Brazilian prison gang, the PCC, has laundered an estimated $15 million of drug money through accounts opened by relatives of jailed members, demonstrating the growing sophistication of the gang’s criminal tactics.
According to the São Paulo police, the scheme worked by bribing
visitors of detainees to allow the deposit and transfer PCC money
through their bank accounts. These visitors, mostly wives and
girlfriends of newer gang members, were offered assistance with
transport, rent and medical expenses in exchange for their
In this way, the PCC is believed to have laundered at least $280,000 per month from drug trafficking since 2013.

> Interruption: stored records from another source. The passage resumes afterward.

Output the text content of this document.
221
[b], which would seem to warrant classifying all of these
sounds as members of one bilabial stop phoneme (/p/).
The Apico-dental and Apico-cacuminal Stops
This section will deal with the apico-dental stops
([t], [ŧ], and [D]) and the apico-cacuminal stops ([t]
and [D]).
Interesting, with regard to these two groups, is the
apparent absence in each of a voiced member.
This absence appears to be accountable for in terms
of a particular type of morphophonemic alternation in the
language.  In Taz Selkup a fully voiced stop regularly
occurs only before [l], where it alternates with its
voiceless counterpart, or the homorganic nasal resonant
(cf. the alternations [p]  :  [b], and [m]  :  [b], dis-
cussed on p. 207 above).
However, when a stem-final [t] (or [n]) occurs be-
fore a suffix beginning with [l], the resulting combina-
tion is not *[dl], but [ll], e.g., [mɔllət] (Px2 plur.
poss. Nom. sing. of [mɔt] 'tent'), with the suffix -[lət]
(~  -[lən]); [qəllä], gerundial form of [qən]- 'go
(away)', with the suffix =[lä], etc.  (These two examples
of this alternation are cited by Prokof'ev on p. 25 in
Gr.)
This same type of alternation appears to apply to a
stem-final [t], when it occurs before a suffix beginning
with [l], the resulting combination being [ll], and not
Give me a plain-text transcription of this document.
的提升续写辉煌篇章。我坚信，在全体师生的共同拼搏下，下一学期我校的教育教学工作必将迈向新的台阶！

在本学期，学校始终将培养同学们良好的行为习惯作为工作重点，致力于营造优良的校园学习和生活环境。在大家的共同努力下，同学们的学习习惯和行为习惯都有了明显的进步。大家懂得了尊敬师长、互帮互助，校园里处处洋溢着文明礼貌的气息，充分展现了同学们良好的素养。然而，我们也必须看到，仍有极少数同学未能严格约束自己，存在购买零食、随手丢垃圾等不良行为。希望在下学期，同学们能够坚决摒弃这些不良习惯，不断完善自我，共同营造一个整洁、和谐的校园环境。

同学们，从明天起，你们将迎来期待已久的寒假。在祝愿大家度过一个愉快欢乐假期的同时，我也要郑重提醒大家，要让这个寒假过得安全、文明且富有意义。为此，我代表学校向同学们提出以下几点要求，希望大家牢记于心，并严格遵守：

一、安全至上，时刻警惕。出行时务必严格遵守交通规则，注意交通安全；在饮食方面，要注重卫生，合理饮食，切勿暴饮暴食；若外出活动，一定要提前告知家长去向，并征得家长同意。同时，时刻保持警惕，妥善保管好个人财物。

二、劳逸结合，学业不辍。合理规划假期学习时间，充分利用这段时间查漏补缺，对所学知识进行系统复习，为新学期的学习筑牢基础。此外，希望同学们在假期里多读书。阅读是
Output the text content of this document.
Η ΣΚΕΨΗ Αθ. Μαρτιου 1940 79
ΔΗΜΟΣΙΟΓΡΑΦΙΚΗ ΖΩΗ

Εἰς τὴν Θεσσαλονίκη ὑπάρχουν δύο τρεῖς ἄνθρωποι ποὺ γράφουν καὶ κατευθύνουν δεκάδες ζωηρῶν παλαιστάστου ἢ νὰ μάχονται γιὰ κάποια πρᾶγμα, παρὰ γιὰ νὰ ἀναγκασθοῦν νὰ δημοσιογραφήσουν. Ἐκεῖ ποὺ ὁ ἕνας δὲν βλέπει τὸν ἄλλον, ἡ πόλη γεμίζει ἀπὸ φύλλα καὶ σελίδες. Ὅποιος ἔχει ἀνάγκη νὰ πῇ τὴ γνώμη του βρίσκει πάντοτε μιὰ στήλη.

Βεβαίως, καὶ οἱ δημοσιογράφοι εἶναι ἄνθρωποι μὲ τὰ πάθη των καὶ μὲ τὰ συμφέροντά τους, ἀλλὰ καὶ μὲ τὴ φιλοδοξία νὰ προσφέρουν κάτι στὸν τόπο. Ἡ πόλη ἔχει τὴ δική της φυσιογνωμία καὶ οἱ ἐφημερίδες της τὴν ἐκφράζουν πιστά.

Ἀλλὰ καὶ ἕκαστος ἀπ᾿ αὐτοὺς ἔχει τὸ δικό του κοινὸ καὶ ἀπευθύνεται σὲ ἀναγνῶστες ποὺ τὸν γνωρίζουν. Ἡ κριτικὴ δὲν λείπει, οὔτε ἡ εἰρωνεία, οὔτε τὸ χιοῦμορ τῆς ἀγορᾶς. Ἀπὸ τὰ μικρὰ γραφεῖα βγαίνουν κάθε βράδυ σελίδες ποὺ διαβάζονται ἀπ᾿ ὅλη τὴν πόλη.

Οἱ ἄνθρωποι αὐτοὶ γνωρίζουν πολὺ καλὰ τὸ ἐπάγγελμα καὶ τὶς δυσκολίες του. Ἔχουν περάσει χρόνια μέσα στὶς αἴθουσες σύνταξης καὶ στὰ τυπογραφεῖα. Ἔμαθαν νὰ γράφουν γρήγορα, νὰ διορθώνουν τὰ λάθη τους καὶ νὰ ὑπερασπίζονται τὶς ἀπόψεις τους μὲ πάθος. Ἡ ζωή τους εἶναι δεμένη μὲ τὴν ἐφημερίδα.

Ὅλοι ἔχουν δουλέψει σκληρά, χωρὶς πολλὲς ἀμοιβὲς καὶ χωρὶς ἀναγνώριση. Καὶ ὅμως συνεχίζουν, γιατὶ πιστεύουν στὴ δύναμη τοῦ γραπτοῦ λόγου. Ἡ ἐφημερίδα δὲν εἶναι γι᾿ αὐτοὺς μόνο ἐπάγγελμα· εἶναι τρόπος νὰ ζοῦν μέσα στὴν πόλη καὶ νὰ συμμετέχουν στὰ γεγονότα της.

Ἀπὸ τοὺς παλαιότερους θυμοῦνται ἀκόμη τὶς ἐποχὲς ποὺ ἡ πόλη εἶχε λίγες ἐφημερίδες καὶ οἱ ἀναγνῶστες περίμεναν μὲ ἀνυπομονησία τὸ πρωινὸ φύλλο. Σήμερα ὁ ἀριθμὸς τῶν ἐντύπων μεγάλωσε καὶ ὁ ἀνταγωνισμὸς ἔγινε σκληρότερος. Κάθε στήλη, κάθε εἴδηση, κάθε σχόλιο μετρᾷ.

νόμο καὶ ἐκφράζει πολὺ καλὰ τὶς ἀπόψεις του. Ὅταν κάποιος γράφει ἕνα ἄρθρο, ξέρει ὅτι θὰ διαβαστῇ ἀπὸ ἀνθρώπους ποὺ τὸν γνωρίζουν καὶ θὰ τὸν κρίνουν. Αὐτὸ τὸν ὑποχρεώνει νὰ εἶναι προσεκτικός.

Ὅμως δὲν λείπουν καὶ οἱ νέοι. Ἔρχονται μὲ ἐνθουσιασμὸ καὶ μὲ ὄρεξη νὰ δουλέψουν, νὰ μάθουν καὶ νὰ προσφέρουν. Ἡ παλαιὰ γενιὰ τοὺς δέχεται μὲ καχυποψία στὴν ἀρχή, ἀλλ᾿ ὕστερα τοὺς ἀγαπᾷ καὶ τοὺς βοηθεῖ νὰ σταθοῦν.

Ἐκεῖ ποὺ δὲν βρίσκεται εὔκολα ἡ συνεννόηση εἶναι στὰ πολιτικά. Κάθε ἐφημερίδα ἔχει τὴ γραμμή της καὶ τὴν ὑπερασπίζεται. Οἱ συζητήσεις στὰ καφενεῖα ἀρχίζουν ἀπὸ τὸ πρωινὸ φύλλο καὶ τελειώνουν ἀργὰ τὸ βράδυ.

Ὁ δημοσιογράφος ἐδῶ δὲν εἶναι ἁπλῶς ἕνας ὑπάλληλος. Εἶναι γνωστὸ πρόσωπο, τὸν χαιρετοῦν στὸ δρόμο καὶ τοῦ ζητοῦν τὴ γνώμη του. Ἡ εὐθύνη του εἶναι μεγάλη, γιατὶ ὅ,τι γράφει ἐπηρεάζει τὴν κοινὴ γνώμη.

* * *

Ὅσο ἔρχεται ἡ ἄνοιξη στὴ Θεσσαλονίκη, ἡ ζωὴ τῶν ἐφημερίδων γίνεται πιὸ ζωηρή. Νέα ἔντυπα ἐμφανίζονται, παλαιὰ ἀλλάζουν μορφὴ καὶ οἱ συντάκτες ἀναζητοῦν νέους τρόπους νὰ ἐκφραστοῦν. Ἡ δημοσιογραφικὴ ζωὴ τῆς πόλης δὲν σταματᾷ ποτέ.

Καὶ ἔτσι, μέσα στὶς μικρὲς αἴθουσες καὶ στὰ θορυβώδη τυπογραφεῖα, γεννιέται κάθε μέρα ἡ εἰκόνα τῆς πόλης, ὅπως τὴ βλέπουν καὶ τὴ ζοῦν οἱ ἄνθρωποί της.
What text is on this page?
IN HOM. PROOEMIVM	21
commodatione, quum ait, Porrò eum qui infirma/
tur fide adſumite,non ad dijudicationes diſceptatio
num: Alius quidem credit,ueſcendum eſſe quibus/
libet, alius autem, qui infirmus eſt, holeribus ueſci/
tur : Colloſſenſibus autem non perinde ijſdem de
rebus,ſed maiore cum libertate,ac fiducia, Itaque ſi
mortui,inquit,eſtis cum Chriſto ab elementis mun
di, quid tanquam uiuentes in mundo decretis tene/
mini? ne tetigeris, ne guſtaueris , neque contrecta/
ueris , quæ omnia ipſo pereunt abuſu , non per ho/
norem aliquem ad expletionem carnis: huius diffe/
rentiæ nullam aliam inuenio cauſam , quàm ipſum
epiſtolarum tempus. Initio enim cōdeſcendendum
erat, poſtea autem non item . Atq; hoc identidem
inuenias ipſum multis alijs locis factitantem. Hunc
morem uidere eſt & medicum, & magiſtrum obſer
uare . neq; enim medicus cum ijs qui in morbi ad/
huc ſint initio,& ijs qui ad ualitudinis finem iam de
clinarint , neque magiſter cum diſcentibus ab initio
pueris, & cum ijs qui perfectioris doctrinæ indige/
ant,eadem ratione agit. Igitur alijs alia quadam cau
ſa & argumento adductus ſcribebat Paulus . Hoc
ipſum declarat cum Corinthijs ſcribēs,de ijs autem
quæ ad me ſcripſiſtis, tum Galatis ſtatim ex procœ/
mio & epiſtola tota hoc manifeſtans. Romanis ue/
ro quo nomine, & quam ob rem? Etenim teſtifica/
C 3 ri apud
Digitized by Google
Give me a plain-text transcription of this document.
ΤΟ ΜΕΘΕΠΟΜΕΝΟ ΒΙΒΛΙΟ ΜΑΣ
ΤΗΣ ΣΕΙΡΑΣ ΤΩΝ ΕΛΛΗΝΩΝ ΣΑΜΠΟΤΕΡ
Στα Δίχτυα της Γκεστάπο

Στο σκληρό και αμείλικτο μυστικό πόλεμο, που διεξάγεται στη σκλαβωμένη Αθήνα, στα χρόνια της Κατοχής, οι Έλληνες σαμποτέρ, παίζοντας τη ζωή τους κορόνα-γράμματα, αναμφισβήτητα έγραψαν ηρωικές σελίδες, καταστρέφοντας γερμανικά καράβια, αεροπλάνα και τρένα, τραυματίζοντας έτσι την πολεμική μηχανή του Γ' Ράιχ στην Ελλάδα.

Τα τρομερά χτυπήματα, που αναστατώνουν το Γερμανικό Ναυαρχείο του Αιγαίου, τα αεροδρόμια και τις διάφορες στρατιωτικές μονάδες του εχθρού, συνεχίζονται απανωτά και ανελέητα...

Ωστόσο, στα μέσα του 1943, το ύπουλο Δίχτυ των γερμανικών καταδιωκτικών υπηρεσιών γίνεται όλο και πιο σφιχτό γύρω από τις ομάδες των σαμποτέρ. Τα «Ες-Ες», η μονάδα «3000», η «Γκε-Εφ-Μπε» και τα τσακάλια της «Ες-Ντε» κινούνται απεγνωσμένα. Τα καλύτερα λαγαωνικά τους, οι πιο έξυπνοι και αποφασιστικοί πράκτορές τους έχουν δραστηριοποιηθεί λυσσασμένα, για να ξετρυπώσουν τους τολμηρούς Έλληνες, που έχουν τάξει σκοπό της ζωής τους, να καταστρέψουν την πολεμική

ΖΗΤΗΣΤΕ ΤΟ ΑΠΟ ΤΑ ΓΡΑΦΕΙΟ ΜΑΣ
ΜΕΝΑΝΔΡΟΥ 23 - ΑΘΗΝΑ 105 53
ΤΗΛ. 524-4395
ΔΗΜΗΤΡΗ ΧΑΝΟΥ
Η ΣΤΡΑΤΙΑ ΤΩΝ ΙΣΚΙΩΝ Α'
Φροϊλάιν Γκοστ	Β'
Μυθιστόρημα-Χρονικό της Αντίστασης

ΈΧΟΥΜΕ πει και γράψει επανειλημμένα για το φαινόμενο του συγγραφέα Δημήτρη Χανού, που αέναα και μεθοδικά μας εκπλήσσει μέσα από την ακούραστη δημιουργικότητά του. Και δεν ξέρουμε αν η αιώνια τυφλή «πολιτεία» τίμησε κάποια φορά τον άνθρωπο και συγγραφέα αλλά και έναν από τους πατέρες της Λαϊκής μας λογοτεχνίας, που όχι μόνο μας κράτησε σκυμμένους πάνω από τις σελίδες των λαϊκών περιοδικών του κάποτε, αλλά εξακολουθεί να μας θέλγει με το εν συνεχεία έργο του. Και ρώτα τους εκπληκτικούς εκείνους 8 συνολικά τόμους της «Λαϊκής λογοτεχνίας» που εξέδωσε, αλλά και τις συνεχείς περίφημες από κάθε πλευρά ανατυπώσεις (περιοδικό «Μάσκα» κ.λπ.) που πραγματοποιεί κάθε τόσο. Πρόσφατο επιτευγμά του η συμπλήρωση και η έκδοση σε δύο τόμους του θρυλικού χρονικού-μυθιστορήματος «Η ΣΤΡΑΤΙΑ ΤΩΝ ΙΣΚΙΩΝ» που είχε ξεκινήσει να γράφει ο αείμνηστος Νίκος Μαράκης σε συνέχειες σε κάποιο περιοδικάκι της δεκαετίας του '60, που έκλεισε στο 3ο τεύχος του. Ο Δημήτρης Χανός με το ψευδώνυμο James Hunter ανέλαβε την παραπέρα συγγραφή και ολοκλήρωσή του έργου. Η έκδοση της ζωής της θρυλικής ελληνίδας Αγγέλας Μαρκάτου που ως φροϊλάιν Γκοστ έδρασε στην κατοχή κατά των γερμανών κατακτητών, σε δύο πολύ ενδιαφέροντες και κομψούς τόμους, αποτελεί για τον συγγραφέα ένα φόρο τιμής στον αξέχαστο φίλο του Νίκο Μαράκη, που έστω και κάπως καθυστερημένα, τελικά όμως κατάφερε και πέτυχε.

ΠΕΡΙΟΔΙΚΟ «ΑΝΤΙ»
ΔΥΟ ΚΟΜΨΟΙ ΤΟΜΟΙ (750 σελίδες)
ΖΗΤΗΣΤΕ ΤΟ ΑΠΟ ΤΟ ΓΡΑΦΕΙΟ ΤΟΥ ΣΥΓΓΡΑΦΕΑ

Among those arrested in the raids was a criminal known as “Motoboy,”
believed to be responsible for administering the scheme. Motoboy
coordinated with PCC cells inside the state’s prisons to enlist the
visitors, and then coordinated the withdrawal of the money channeled
through their accounts.
InSight Crime Analysis
Although the PCC has long maintained a large-scale drug trafficking
network, the sums laundered through this system provide fresh evidence
of the sheer scale of these operations and the elaborate mechanisms used
to conceal them.
The prison gang, formed in the early 1990s, first entered the drug
trade by coordinating trafficking inside Brazil’s jails. By 2012, the
group’s drug trafficking profits had ballooned to $32 million a year. The PCC has since expanded its operations across the continent.
Ledgers seized in 2018 revealed
that the PCC had developed large-scale money laundering strategies,
including through currency exchange businesses and gas stations
purchased with illicit funds. The recent bust shows that the group is
also laundering millions through mechanisms that are more subtle and
harder to trace.
The scheme builds on the PCC’s history of exploiting imprisoned
members and their female relatives. The group charges “union dues” from
members in jail, and in 2015 was found to be bribing women to deliver information and communications devices to detainees.
These patterns of exploitation are becoming increasingly common
across the continent. In Guatemala, for instance, gangs have been found
to be using the bank accounts of their wives and girlfriends to launder the profits from extortion.